Speaking on Tuesday at a conference on generative AI, former OpenAI vice president for research Dario Amodei said onstage that the company had found unexpected abilities while training its large language model GPT-3, like speaking Italian or programming in Python. When they released it to the public, they learned from a user’s tweet that it can also build websites in JavaScript.
“You have to deploy it to a million people before you discover some of the things it can do,” said Amodei, who left OpenAI to co-found AI startup Anthropic, which recently received funding from Google.
“There’s a concern that I, hey, I can build a model that’s very good for cyberattacks or something and I don’t even know I made it,” he added.
Microsoft’s Bing is based on technology developed with OpenAI, in which Microsoft has invested.
Microsoft published several articles about its approach to responsible AI earlier this month, including from its President Brad Smith. “We must enter this new era with enthusiasm for the promise, yet with eyes wide open and determined to tackle the inevitable pitfalls that also lie ahead,” he wrote.
The way large language models work makes them difficult to fully understand, even for the people who created them.
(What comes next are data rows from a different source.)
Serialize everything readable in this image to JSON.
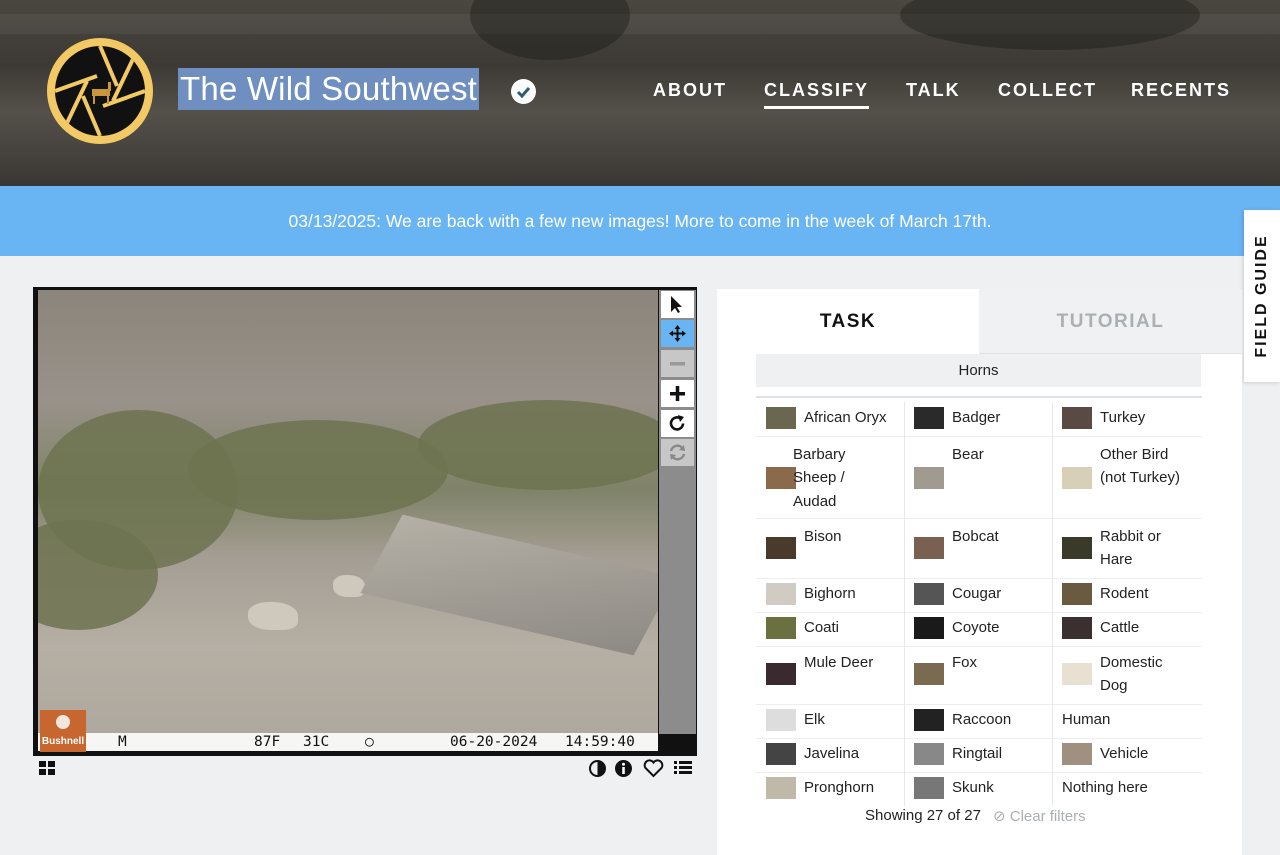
{
  "header": {
    "site_title": "The Wild Southwest",
    "nav": [
      {
        "label": "ABOUT"
      },
      {
        "label": "CLASSIFY",
        "active": true
      },
      {
        "label": "TALK"
      },
      {
        "label": "COLLECT"
      },
      {
        "label": "RECENTS"
      }
    ],
    "logo_colors": {
      "ring": "#f2c965",
      "inner": "#111111"
    }
  },
  "banner": {
    "text": "03/13/2025: We are back with a few new images! More to come in the week of March 17th."
  },
  "field_guide": {
    "label": "FIELD GUIDE"
  },
  "viewer": {
    "camera_brand": "Bushnell",
    "stamp": {
      "mode": "M",
      "temp_f": "87F",
      "temp_c": "31C",
      "date": "06-20-2024",
      "time": "14:59:40"
    },
    "tools": [
      {
        "icon": "pointer-icon"
      },
      {
        "icon": "move-icon",
        "active": true
      },
      {
        "icon": "zoom-out-icon",
        "disabled": true
      },
      {
        "icon": "zoom-in-icon"
      },
      {
        "icon": "rotate-icon"
      },
      {
        "icon": "reset-icon",
        "disabled": true
      }
    ]
  },
  "task": {
    "tabs": [
      "TASK",
      "TUTORIAL"
    ],
    "filter_label": "Horns",
    "choices": [
      [
        "African Oryx",
        "Badger",
        "Turkey"
      ],
      [
        "Barbary Sheep / Audad",
        "Bear",
        "Other Bird (not Turkey)"
      ],
      [
        "Bison",
        "Bobcat",
        "Rabbit or Hare"
      ],
      [
        "Bighorn",
        "Cougar",
        "Rodent"
      ],
      [
        "Coati",
        "Coyote",
        "Cattle"
      ],
      [
        "Mule Deer",
        "Fox",
        "Domestic Dog"
      ],
      [
        "Elk",
        "Raccoon",
        "Human"
      ],
      [
        "Javelina",
        "Ringtail",
        "Vehicle"
      ],
      [
        "Pronghorn",
        "Skunk",
        "Nothing here"
      ]
    ],
    "showing": "Showing 27 of 27",
    "clear_filters": "Clear filters"
  },
  "colors": {
    "banner": "#69b4f3",
    "active_tool": "#69b4f3"
  }
}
The big tech companies behind them are also in vicious competition for what they see as the next frontier of highly profitable technology, adding another layer of secrecy.
The concern here is that these technologies are black boxes, Marcus said, and no one knows exactly how to properly and adequately govern them. “Essentially, they’re using the public as subjects in an experiment they don’t really know the outcome of,” Marcus said. “Could these things affect people’s lives? Sure they could. Has this been checked well? Definitely not.”